Analysts at Fitch Ratings believe that Macau will regain its position in the long run.
Macau.- Colin Mansfield, the sector head for US gaming, lodging and leisure at Fitch Ratings, has said that he expects Macau to remain the largest gaming market in the world and not to lose material share to other Asia Pacific thanks to the competitive advantages of proximity to mainland China and its size, with more than 40 casinos.
He cited the recovery of gambling markets in the US, Canada and Singapore, noting that once people were allowed to travel without restrictions, demand for gambling increased.
He told Macau Business: “Forecasting Macau is extremely challenging because we just don’t know when the demand will snap back, as it is mainly dependent on visitation […] we’re modelling gross gaming revenue to be about 70 per cent of 2019 levels by 2024, and 90 per cent by 2025. Obviously quite conservative but it’s very difficult to predict when visitation will snap back.”
As for Macau’s gaming concession tender he said: “Gaming operators pandemic business planning, defence posturing, cash flow management.

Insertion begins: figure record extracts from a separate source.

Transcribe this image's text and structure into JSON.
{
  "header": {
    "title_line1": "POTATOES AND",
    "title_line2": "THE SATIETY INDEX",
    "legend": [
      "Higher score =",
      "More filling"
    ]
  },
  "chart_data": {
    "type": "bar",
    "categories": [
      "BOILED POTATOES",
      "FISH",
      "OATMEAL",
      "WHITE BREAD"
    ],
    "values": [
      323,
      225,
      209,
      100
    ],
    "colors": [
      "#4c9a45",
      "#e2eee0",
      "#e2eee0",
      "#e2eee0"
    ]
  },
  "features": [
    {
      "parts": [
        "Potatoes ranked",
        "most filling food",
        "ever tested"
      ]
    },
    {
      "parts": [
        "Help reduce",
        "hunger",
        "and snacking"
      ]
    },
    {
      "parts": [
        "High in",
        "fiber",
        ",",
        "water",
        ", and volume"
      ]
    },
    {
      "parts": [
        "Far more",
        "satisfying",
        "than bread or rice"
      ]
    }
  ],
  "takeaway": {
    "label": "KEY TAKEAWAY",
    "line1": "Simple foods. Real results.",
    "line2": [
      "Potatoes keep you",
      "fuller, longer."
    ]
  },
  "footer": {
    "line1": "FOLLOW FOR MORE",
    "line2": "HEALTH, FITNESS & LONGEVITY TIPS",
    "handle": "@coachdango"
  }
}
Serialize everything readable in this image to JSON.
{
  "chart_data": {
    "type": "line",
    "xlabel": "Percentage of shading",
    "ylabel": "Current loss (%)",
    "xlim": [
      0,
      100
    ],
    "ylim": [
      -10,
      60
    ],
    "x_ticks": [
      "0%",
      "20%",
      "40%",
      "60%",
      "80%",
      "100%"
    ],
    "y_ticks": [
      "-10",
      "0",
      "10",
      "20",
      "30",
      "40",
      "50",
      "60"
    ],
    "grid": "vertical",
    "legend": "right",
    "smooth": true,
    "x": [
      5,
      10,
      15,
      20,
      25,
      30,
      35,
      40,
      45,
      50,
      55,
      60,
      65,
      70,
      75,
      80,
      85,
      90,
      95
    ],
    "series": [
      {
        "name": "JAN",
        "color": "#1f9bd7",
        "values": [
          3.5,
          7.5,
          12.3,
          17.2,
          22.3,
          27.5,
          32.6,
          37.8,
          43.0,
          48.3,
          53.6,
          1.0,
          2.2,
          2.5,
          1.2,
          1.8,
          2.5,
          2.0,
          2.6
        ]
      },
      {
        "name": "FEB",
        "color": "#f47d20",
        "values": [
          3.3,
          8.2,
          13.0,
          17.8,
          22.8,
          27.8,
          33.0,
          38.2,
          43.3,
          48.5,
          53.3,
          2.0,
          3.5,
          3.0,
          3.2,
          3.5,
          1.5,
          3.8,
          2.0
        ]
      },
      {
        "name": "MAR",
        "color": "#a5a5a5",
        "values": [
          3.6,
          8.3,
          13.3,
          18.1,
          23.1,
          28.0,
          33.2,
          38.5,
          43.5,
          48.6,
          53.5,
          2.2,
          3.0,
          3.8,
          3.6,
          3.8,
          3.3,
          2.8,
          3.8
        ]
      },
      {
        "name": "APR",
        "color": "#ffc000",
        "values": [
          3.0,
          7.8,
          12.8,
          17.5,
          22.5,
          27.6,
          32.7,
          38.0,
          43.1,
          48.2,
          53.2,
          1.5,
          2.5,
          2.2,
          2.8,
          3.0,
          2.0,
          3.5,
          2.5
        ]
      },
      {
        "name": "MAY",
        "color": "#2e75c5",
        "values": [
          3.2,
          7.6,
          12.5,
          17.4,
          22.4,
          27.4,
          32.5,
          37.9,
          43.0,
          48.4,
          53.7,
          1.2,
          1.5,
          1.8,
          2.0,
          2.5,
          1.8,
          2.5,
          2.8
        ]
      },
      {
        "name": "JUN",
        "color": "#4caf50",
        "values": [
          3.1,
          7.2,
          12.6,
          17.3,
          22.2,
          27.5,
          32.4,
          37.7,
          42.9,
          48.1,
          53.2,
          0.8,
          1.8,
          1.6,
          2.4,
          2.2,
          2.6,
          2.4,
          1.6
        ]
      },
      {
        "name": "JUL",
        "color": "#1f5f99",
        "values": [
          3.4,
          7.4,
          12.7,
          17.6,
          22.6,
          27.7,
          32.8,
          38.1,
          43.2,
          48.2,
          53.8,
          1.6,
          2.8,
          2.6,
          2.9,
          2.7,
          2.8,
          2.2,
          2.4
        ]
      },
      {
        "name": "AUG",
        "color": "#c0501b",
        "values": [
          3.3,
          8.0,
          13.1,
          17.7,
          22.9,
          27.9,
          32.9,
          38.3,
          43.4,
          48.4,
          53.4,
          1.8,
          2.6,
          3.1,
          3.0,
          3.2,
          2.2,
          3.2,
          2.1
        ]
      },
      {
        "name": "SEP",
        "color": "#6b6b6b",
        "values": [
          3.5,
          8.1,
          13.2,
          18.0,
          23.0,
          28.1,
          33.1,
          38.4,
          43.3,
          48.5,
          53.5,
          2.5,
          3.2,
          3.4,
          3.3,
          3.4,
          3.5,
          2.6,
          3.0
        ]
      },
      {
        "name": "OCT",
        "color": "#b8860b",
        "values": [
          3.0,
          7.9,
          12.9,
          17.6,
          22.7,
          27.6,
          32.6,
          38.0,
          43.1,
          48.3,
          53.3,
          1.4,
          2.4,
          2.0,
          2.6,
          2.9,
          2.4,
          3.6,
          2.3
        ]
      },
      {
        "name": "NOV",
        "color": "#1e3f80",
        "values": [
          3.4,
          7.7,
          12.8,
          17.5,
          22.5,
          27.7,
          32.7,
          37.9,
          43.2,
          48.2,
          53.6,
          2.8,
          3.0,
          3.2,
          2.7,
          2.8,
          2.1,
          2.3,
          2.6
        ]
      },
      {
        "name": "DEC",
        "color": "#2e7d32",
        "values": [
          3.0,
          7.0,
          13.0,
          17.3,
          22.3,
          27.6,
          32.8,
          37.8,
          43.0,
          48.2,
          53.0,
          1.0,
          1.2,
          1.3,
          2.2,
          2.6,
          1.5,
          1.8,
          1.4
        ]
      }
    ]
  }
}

It’s all happening as the operators have to think about the next round of concessions, which in itself is one of the most material, economic, decisions and exercises that these companies will probably have to go through.
“On top of that, they had to figure out how to stop the bleeding in a zero-revenue environment with a global pandemic going on”.
Macau aims to have the results of its casino licence retender ready in time to issue new licences by the end of the year.